Período em que o Brasil vivenciou enorme estabilidade política e prosperidade econômica. A infraestrutura desenvolveu-se com a construção de estradas de ferro, telégrafos elétricos e linhas de navio a vapor.

1862 – Questão Christie: Império Brasileiro e Império Britânico entram em atrito devido a exigências abusivas do cônsul britânico. Uma guerra por pouco não eclodiu. Em 1865 o império Britânico recuou e pediu desculpas ao Brasil.

1864 – Guerra do Paraguai: O ditador Paraguaio Solano López apreende um navio a vapor brasileiro e invade o Brasil a fim de expandir suas fronteiras. A guerra tem fim em 1870 com total vitória do Brasil e aliados ( Argentina e Uruguai).

1871 – Lei do ventre livre: liberdade aos filhos de escravos, nascidos a partir da data.

1875 – Inicia a imigração em massa de Alemães, Italianos, Espanhóis e Japoneses para o Brasil.

1885 – Liberdade aos escravos com mais de 65 anos

1888 – Abolição da escravidão no Brasil

1889 – Golpe de estado no Brasil: República é proclamada ilegitimamente, é o fim do Império do Brasil.

Resumo do Império do Brasil

O Império do Brasil foi, em sua extensão máxima, o 11º maior império da história. Tinha uma marinha poderosa que, segundo estudos, chegou a figurar entre as cinco maiores marinhas de guerra e a segunda maior marinha mercante da época. Possuía relevância no cenário mundial e enorme poder diplomático, como exemplo, fez o Império Britânico enviar desculpas formais ao Brasil para evitar uma guerra, devido a divergências consulares (Questão Christie).

Um país de instituições fortes e que pensavam a frente do seu tempo, como exemplo, o Brasil foi o primeiro país do mundo a criar reservas florestais (Floresta da Tijuca), e um dos primeiros a criar escolas para portadores de necessidades especiais. Também foi um dos primeiros países a implementar o telefone, devido a D. Pedro II ter encontrado Alexander Graham Bell, e ter acreditado e incentivado sua invenção.
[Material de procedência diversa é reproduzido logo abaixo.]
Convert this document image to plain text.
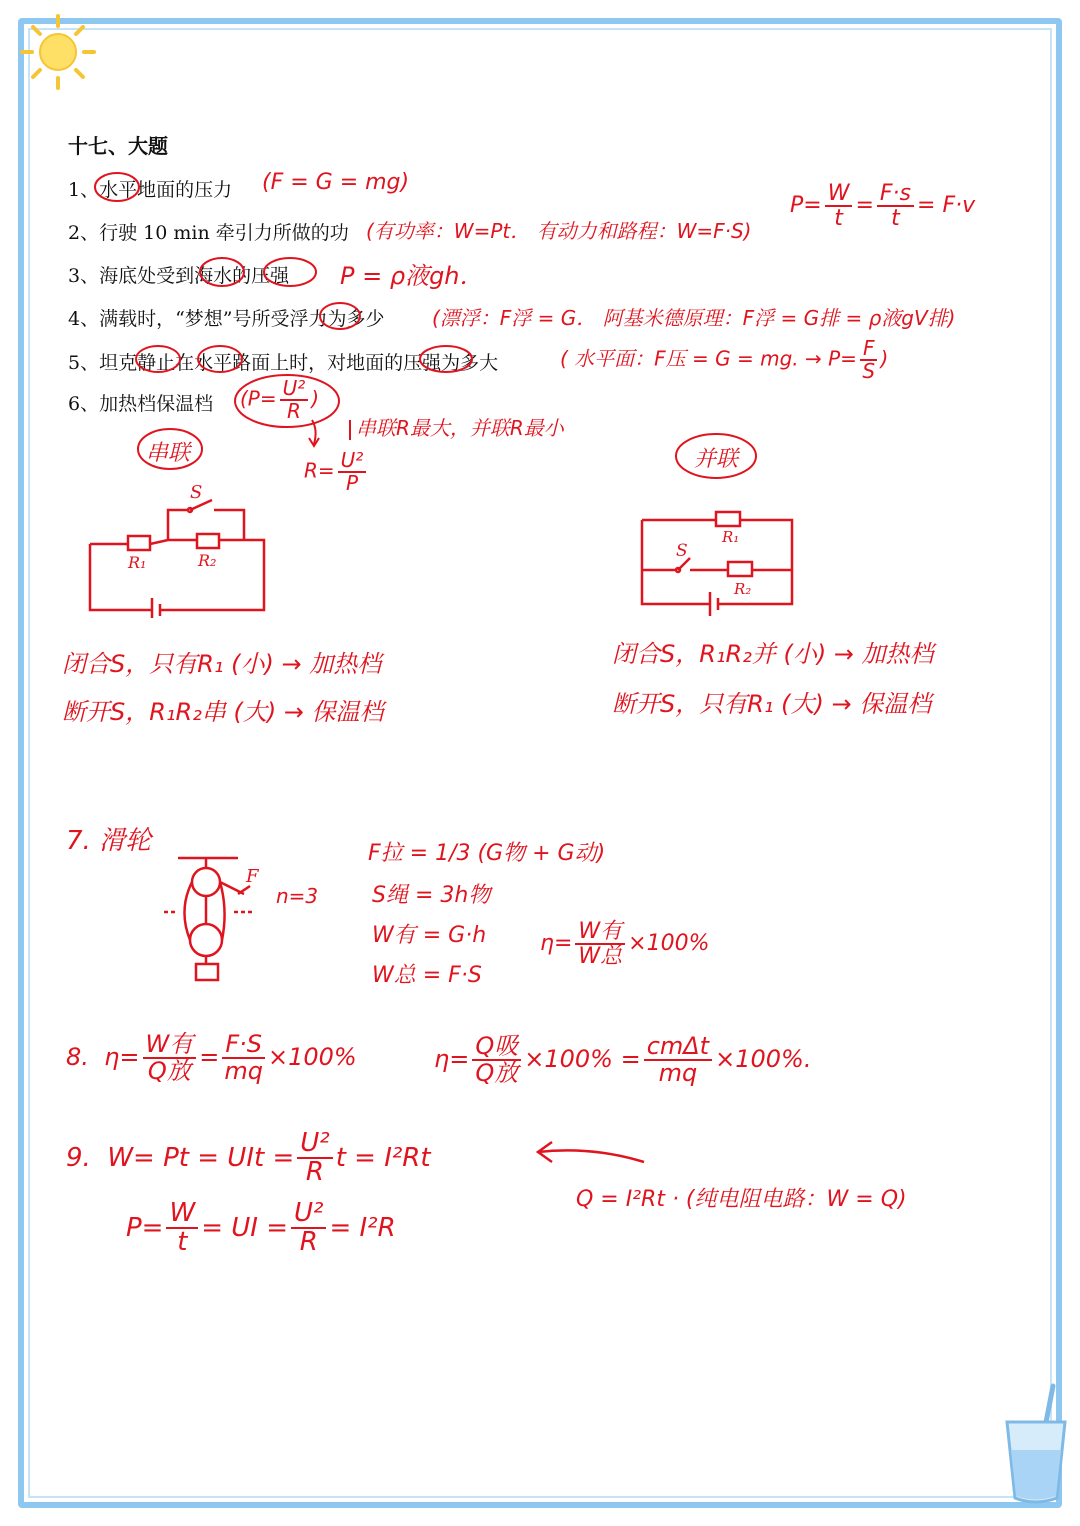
十七、大题
1、水平地面的压力
2、行驶 10 min 牵引力所做的功
3、海底处受到海水的压强
4、满载时，“梦想”号所受浮力为多少
5、坦克静止在水平路面上时，对地面的压强为多大
6、加热档保温档
(F = G = mg)
(有功率：W=Pt． 有动力和路程：W=F·S)
$P= \frac{W}{t} = \frac{F\cdot s}{t} = F\cdot v$
P = ρ液gh．
(漂浮：F浮 = G． 阿基米德原理：F浮 = G排 = ρ液gV排)
( 水平面：F压 = G = mg. → $P= \frac{F}{S}$ )
($P= \frac{\text{U²}}{R}$ )
$R= \frac{\text{U²}}{P}$
串联R最大，并联R最小
串联	并联
S
R₁	R₂	S
R₁
R₂
闭合S，只有R₁ (小) → 加热档
断开S，R₁R₂串 (大) → 保温档
闭合S，R₁R₂并 (小) → 加热档
断开S，只有R₁ (大) → 保温档
7. 滑轮
F
n=3
F拉 = 1/3 (G物 + G动)
S绳 = 3h物
W有 = G·h
W总 = F·S
$\eta= \frac{\text{W有}}{\text{W总}} \times 100\%$
8. $\eta= \frac{\text{W有}}{\text{Q放}} = \frac{F\cdot S}{mq} \times 100\%$	$\eta= \frac{\text{Q吸}}{\text{Q放}} \times 100\% = \frac{\text{cmΔt}}{mq} \times 100\%$.
9. W= Pt = UIt = $\frac{\text{U²}}{R}$ t = I²Rt
$P= \frac{W}{t}$ = UI = $\frac{\text{U²}}{R} = I^2R$
Q = I²Rt · (纯电阻电路：W = Q)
O Brasil também era à frente do seu tempo na questão de tratamento à imprensa, pois D. Pedro II protegia com unhas e dentes o direito a liberdade de imprensa, mesmo quando essa era usada para difamá-lo.

Rio de Janeiro, 1889 – O comércio exterior cresceu a uma taxa média anual de 3,88% por 47 anos durante o Império

Na questão econômica o Império do Brasil também foi promissor, ainda que a monarquia teve a difícil missão de transformar uma economia escravocrata e colonial em um sistema moderno e capitalista, gozávamos de estabilidade e de notável crescimento. A taxa de crescimento anual do PIB foi em média de 4,81%, porém o PIB per Capita não cresceu no mesmo ritmo, tendo uma taxa média de apenas 0,2% a.a.
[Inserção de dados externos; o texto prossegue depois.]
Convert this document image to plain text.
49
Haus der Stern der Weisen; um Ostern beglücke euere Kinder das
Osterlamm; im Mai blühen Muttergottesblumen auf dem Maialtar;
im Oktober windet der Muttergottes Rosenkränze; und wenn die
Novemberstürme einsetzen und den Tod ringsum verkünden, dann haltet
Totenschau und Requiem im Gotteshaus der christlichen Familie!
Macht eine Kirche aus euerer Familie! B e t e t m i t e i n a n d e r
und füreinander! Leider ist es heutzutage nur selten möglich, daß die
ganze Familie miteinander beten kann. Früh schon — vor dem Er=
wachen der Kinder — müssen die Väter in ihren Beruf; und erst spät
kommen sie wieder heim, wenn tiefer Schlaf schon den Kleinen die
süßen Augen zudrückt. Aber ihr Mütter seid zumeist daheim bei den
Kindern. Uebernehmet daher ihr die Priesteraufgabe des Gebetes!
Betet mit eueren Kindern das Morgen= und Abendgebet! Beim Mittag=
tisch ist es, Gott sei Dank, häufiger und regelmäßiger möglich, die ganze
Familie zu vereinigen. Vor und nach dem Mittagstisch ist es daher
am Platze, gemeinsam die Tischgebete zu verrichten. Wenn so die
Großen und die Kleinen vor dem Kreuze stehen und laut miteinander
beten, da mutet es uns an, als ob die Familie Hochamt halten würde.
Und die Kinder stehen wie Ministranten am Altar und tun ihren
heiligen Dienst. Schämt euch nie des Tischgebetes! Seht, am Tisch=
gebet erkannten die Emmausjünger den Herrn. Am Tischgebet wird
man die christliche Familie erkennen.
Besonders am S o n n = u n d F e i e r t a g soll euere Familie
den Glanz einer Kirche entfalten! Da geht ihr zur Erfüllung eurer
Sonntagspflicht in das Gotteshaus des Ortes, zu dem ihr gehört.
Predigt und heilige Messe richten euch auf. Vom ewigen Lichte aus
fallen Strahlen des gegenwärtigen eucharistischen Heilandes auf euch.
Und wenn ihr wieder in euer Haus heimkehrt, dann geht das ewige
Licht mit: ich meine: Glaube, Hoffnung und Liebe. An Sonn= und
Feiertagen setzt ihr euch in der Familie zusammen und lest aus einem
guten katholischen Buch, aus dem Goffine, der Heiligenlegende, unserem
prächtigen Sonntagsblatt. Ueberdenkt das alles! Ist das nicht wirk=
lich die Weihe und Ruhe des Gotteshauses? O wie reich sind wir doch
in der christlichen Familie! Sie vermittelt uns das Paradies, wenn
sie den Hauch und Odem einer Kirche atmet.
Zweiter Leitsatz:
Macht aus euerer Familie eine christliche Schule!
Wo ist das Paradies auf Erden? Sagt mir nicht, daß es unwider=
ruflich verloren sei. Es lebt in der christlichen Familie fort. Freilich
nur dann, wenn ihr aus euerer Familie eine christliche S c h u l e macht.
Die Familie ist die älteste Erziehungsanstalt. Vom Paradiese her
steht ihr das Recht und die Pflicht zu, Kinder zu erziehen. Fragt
Com enormes investimentos em infraestrutura e logística, o Brasil possuía um invejável sistema de portos, e a taxa anual de crescimento das exportações foi em média de 3,88%. Grande incentivador da iniciativa privada e da industrialização, o Império do Brasil mantinha apenas 14 impostos e orientava o estado no sentido de que enquanto houvesse despesas a serem cortadas, não haveria o porquê de criar impostos. A taxa de crescimento anual da indústria no império, foi de 6,74%, e a inflação média em 67 anos de Império, foi de apenas 1,58% ao ano.

O que deu certo em 129 anos de República?

Conforme a linha do tempo exposta no infográfico acima, o Império do Brasil sofreu um golpe em 1889, quando foi estabelecida a República do Brasil. O golpe nunca teve qualquer apoio da população e um plebiscito de consulta só foi realizado 93 anos depois, quando muita informação já havia sido perdida. Mas passados 129 anos de república, o que podemos dizer que deu certo?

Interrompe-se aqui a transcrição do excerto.